While you’re at it, update any plugins you can. For one thing, as plugins proceed in development, they tend to gain both features and optimizations. It’s possible that an older, clunkier version of a plugin can be updated to take up fewer server resources and speed up your site. You also want to keep plugins up to date so they don’t become security issues in the future.

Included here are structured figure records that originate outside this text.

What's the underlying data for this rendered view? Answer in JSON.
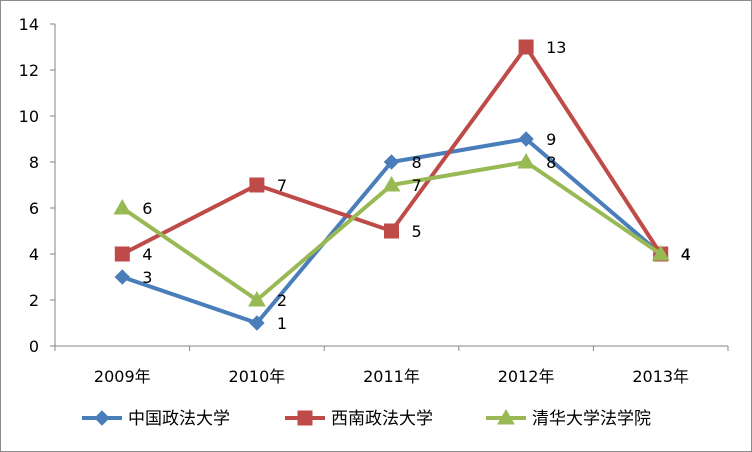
{
  "chart_data": {
    "type": "line",
    "categories": [
      "2009年",
      "2010年",
      "2011年",
      "2012年",
      "2013年"
    ],
    "ylim": [
      0,
      14
    ],
    "yticks": [
      0,
      2,
      4,
      6,
      8,
      10,
      12,
      14
    ],
    "grid": false,
    "legend_position": "bottom",
    "series": [
      {
        "name": "中国政法大学",
        "color": "#4a7ebb",
        "marker": "diamond",
        "values": [
          3,
          1,
          8,
          9,
          4
        ]
      },
      {
        "name": "西南政法大学",
        "color": "#be4b48",
        "marker": "square",
        "values": [
          4,
          7,
          5,
          13,
          4
        ]
      },
      {
        "name": "清华大学法学院",
        "color": "#98b954",
        "marker": "triangle",
        "values": [
          6,
          2,
          7,
          8,
          4
        ]
      }
    ]
  }
}
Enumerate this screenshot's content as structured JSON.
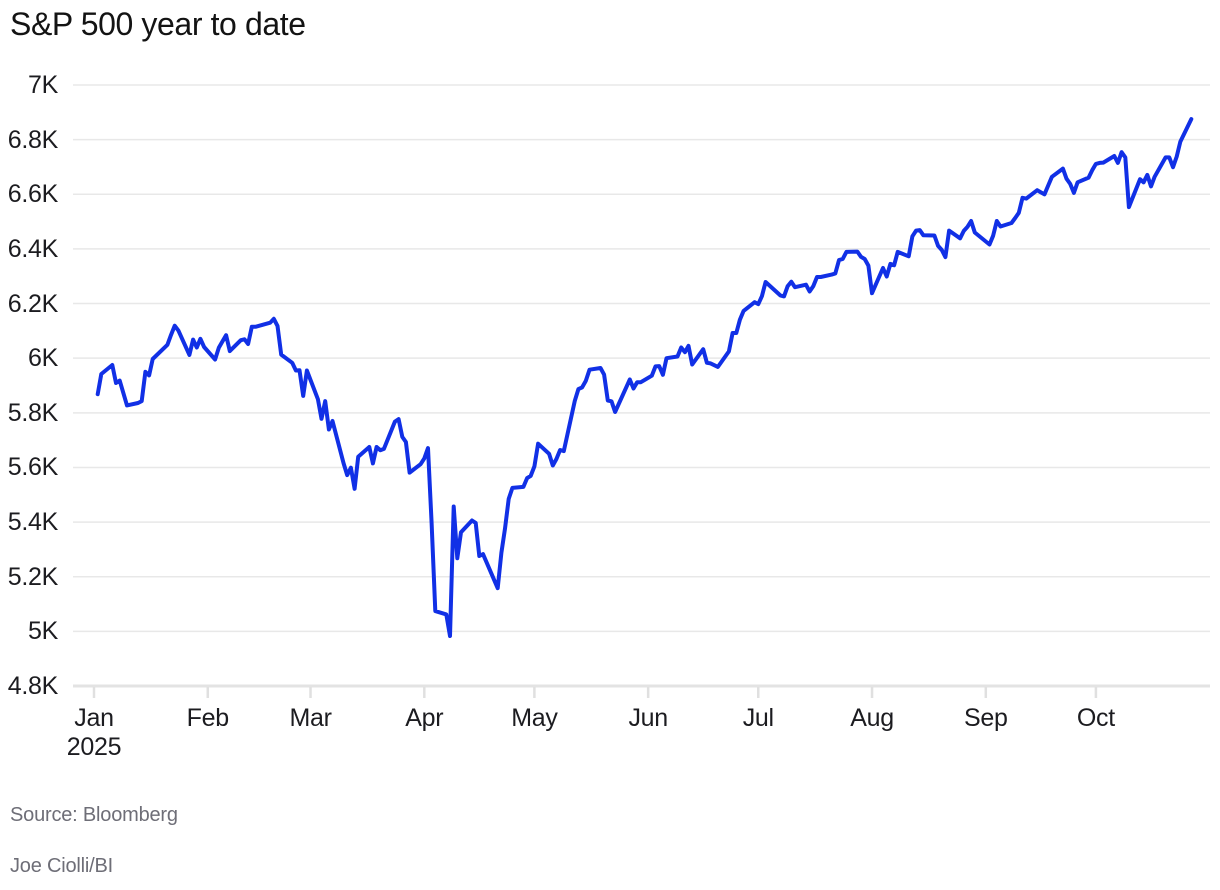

Special note: be wary of any plugin that is known for slowing down your site. One way this happens is with premium, closed-source plugins with encrypted code. In order to decrypt these plugins so they can run, your server needs to call back to the plugin host’s server, which by definition adds time to every interaction. You might also want to double-check that you’re not using a plugin that makes constant database queries, like any of these.
Adopt a Speed Architecture
The Genesis framework for WordPress, offered by StudioPress, is a sort of alternate framework for WordPress. It takes all of the default architecture WordPress has put together and hacks it around, ruthlessly optimizing and culling slow bits until it’s focused entirely on speed.
The downside to using a framework like this is it limits you in terms of what other plugins or themes you can use. It’s sort of like using a different CMS entirely, just with all of the back-end functionality you expect from WordPress. Give it a look; it might be worth investigating, or it might rule out certain features you really can’t live without.
Implement Caching
With WordPress, when a user sends a request to fetch a page on your website, your server has to query your database back and forth. It needs to pull static resources like images and theme files from one area, and it needs to pull or generate dynamic content from outer sources. All of this requires repeated server calls.
This is fine for one user, but what happens when you have hundreds or thousands of people making requests for the same page? That’s a lot of redundant loading. Why not just create and render the page for one person, and then save that rendered version and serve it to all the others?
Obviously, this only works if the page doesn’t change from person to person, but how often does a site change like that? Minor elements change, like ads or related posts, but the text, the navigation, and the majority of the site never changes.
Caching allows your server to save these rendered versions of the site to serve to new visitors, minimizing a lot of server calls and reducing server loads. You can do caching in a bunch of different ways, typically with plugins. Theme Isle has a really good rundown on caching you can read here.
You can also implement caching on the server side, forcing caching through Apache or NGINX. That’s a bit more complex, though, so I’ll leave it to you to dig in if messing with server infrastructure is something you feel comfortable doing.
Use a Content Delivery Network
A huge portion of the load on your server is loading large files, and 99% of the time, the large files you’re loading are going to be images, videos, and other forms of media. Consider that the text for this entire article is around 10kb. Now consider that the logo for this site, up there in the corner, is 5kb. Any larger image is going to be 20kb, 50kb, or even more, and that’s smushed down. Videos, meanwhile, are measured in mb or even gb for long, HD video.
Media content is huge, and it takes time to load from a server. The further the server is away geographically from the user, the longer it takes. This is why content delivery networks were created.
A CDN can go a long way towards speeding up your site, by offload the onus of loading media from your server. Who do you think has more server resources to dedicate to loading your image, your web host, or Amazon?
Of course, you need to choose a good CDN, you need to configure it properly, and you need to offload your media to it. It’s not a trivial matter, but it’s a huge benefit when set up properly.